Web Content Accessibility Guidelines (WCAG)
An internationally recognized set of guidelines published by the W3C that defines how to make web content more accessible to people with disabilities, organized around four principles: perceivable, operable, understandable, and robust.
WCAG is organized into three conformance levels: Level A (minimum accessibility), Level AA (the standard most regulations reference), and Level AAA (the highest level, often impractical for entire sites). The current version, WCAG 2.2, contains 86 success criteria across the four POUR principles.
Key criteria that QA teams commonly test include: text alternatives for images (1.1.1), color contrast ratios (1.4.3), keyboard accessibility (2.1.1), focus order (2.4.3), error identification in forms (3.3.1), and name/role/value for custom components (4.1.2).
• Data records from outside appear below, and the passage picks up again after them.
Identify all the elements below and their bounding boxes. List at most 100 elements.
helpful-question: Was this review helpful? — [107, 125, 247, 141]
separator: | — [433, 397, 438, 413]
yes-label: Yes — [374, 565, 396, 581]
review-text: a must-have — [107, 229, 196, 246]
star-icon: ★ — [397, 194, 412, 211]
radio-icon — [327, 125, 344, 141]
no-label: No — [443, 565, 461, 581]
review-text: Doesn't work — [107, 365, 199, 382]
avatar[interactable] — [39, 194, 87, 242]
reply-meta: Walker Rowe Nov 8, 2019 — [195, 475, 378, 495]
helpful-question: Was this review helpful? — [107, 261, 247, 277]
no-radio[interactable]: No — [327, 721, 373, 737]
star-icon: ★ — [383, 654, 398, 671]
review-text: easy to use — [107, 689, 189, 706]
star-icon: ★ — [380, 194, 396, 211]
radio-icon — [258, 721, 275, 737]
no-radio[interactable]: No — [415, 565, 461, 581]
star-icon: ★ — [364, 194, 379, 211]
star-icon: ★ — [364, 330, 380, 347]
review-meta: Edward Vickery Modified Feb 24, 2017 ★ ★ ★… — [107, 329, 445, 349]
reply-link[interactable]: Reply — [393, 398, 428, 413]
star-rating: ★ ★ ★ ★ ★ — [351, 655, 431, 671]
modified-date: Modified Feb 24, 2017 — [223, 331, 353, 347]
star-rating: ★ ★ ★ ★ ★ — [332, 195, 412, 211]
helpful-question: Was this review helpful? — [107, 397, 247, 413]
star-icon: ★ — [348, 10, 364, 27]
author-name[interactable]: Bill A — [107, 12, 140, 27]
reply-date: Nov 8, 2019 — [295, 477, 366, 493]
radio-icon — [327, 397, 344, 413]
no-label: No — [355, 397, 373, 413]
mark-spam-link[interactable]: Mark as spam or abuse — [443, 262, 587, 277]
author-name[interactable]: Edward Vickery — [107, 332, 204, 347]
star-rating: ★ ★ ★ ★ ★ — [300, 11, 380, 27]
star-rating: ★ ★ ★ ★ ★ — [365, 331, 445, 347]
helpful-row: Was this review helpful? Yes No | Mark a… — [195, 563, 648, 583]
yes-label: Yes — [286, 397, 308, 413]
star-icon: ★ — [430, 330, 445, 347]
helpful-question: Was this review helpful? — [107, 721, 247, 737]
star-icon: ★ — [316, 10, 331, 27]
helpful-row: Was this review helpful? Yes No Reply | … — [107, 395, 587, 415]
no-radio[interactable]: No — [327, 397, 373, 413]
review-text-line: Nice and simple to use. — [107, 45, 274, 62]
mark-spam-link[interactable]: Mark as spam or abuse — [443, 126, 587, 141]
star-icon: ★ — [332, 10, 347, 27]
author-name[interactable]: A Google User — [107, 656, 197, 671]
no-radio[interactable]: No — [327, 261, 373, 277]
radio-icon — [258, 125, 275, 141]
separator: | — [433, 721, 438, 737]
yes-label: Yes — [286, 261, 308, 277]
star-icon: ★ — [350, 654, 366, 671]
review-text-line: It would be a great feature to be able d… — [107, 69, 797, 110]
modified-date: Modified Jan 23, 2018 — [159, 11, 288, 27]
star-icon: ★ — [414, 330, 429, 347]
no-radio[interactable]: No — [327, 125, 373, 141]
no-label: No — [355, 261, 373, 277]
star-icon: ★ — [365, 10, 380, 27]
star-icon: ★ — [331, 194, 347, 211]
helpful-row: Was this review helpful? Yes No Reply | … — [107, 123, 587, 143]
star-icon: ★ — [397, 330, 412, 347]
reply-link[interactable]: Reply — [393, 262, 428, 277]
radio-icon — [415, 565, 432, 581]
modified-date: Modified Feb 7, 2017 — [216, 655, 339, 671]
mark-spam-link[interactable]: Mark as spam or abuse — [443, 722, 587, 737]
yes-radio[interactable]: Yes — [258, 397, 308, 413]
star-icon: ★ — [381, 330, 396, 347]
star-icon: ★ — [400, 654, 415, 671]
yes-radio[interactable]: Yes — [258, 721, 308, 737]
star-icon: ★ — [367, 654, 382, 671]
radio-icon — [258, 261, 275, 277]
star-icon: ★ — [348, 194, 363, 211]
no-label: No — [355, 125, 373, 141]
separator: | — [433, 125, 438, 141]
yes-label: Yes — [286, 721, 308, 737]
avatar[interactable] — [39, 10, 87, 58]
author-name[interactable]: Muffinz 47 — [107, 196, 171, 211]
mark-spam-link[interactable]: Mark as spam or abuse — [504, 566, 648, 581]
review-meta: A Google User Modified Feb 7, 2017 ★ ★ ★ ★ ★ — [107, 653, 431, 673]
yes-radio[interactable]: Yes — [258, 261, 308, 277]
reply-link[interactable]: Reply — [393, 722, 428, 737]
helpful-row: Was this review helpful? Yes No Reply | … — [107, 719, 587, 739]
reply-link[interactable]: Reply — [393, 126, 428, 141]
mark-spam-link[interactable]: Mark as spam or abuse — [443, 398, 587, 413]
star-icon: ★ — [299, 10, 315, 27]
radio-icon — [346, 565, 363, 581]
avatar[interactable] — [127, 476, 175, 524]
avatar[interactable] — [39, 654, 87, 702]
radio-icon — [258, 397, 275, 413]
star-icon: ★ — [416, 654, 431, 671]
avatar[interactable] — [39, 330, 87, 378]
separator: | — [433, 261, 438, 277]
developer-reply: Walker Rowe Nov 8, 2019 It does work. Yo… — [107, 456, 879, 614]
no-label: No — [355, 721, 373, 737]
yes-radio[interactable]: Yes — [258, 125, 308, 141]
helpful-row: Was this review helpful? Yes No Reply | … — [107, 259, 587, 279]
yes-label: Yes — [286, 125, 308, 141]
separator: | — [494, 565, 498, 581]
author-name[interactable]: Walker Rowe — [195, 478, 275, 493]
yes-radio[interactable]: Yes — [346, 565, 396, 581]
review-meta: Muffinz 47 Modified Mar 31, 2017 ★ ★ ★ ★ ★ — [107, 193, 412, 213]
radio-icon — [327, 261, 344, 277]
WCAG 2.2 added new criteria for focus appearance, dragging movements, and consistent help placement.
Why It Matters for QA Teams
WCAG is the standard referenced by nearly every accessibility law worldwide, including the ADA, EAA, and Section 508. QA teams must know WCAG to test effectively and to communicate issues in terms that developers and legal teams understand.
Example
A QA engineer tests a form against WCAG 2.2 AA and finds three violations: error messages are conveyed only by color (fails 1.4.1 Use of Color), the submit button has a contrast ratio of 2.8:1 instead of the required 4.5:1 (fails 1.4.3 Contrast), and required fields are not programmatically indicated (fails 1.3.1 Info and Relationships).